Community Food Matters, a group of local food security advocates, held a well-attended conference last November and the Kootenay Food Strategy Society will host the Future of Food in the Kootenays Conference in Nelson on Nov. 13 and 14.

The event has some big-name sponsors behind it: The BC Ministry of Agriculture, the Regional District of Central Kootenay and Columbia Basin and Trust to name a few.

Food security: what is it?

While there are many definitions, the Food and Agriculture Organization defines food security as the state in which, “…all people, at all times, have access to sufficient, safe and nutritious food to meet their dietary needs and food preferences for an active and healthy life.”

100 Mile Diet authors in Nelson

With a growing focus on local food production and consumption, the idea of the ‘100 mile diet’ has also gained popularity. The idea is inspired by James MacKinnon and Alisa Smith’s book, The 100 Mile Diet: A Year of Local Eating.
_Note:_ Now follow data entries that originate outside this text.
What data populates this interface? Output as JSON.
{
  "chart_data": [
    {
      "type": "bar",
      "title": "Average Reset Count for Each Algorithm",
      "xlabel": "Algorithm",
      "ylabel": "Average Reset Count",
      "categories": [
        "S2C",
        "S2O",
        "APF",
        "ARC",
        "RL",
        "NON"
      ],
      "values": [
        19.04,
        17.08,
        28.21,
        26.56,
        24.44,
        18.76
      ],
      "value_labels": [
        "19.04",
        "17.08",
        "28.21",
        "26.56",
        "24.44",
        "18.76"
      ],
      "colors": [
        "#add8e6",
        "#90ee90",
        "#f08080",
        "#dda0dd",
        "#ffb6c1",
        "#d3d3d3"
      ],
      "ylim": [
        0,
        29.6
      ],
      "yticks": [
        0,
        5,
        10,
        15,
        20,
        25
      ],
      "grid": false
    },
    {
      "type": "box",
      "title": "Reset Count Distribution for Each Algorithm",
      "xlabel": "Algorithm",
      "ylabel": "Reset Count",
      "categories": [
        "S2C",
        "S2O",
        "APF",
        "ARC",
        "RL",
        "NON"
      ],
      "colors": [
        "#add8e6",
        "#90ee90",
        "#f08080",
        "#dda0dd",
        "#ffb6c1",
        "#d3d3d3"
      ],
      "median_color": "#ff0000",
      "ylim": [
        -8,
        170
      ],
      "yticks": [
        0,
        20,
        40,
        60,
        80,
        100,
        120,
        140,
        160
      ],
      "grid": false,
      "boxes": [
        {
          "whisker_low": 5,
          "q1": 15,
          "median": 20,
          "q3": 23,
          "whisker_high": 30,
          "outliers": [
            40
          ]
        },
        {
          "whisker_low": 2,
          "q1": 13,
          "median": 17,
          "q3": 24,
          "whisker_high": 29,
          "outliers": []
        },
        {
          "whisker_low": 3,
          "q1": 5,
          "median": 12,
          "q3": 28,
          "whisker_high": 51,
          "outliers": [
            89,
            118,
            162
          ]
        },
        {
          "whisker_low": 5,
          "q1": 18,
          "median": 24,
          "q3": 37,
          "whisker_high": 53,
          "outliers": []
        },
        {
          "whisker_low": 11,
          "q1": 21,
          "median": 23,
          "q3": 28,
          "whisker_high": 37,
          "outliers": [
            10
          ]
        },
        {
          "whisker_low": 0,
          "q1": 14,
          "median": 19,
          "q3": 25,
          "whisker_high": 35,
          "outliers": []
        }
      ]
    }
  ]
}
The couple spoke in Nelson on a recent tour through B.C.

“We started wondering, ‘is it even possible to eat local this day in age?’ ” Smith said.
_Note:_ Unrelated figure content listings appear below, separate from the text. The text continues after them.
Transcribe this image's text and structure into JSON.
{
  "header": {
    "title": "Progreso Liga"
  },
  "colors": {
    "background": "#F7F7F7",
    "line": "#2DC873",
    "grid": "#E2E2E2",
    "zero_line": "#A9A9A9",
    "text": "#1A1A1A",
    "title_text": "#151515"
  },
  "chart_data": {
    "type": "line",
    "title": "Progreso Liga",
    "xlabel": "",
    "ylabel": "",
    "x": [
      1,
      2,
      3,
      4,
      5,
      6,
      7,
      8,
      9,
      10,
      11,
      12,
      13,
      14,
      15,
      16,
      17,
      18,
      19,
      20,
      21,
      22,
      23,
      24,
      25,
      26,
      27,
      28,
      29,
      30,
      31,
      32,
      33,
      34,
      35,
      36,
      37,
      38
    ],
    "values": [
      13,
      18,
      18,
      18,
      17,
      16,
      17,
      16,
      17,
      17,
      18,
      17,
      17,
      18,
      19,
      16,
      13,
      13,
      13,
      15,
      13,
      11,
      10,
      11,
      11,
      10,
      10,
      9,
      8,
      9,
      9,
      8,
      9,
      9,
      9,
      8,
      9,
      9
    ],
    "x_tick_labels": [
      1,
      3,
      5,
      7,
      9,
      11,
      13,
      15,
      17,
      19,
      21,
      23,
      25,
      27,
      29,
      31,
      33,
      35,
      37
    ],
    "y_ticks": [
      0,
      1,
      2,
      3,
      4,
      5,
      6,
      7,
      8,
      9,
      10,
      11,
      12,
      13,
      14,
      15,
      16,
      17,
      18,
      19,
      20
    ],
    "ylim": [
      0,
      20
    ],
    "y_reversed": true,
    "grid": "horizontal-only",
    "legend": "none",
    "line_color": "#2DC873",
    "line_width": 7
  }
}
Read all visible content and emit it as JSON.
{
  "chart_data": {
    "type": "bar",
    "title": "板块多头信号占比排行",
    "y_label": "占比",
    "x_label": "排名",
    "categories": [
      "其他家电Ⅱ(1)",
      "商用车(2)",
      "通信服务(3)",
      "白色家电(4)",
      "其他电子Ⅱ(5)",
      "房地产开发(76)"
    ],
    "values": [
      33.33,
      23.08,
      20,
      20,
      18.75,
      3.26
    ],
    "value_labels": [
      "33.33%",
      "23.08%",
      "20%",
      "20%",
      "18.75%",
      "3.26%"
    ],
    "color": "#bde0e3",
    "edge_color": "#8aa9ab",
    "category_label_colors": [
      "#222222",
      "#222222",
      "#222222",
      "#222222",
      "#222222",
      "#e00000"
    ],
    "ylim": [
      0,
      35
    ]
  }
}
The couple had long been aware of facts and figures regarding modern food systems, such as the one that states that the typical ingredient in a meal travels more than 2,500 km from farm to plate.

“Not even the numbers captured how absurd the food system has become,” Smith said.

They began to consider their own impact on the overall state of the planet and considered steps they could take to help.

MacKinnon suggested they try eating only foods within a 160-km radius of their Vancouver apartment.

“I was quite surprised when he sprung this idea upon me,” Smith said.

Swept up by the earnestness of their ideals, the couple took the plunge in the spring of 2005.

“The first salad we had that year was the chickweed we picked from around the garden,” Smith said. “Then we had about six weeks of borscht.”

Neither MacKinnon nor Smith hid the fact the year-long experiment caused incredible strain on their relationship. Through all their domestic trials, the couple grew more self reliant as their need for manufactured goods dwindled.

“I learned how to make bread,” Smith said. “James learned how to make pasta from scratch and we realized how much better they tasted than the store-bought versions.”

MacKinnon said they started encountering all sorts of new foods — odd delicacies no one had heard of like pumpkin honey.

“It was the best year of eating we ever had,” MacKinnon said.

“It was also the most diverse,” he said, adding, “the UN says we’ve lost 90 per cent of our crop diversity in the last century.”

Although their experiment has ended, they claim that local foods comprise of 85 per cent of their diet.

The Future of Food in the Kootenays Conference

“100 years ago, we [the Kootenays] were net exporters of foods,” said Dr. Piver.

While the Kootenays now imports much more than it exports, the region’s temperate climate and reasonably long growing season give Nelson councillor Gord McAdams cause for hope.

“We have some of the biggest opportunities in the province to be a bit more self reliant,” he said.

As for some regional solutions to food security issues, radio host Steinman said the upcoming conference is a big step toward tackling the issues.

“I think it’s first crucial to suggest, and be quite blunt at doing so, that if you’re not concerned about the state of our food supply, then you’re not paying enough attention,” he said.

The Future of Food Conference will feature two days of keynote speakers and workshops at the Prestige Inn in Nelson.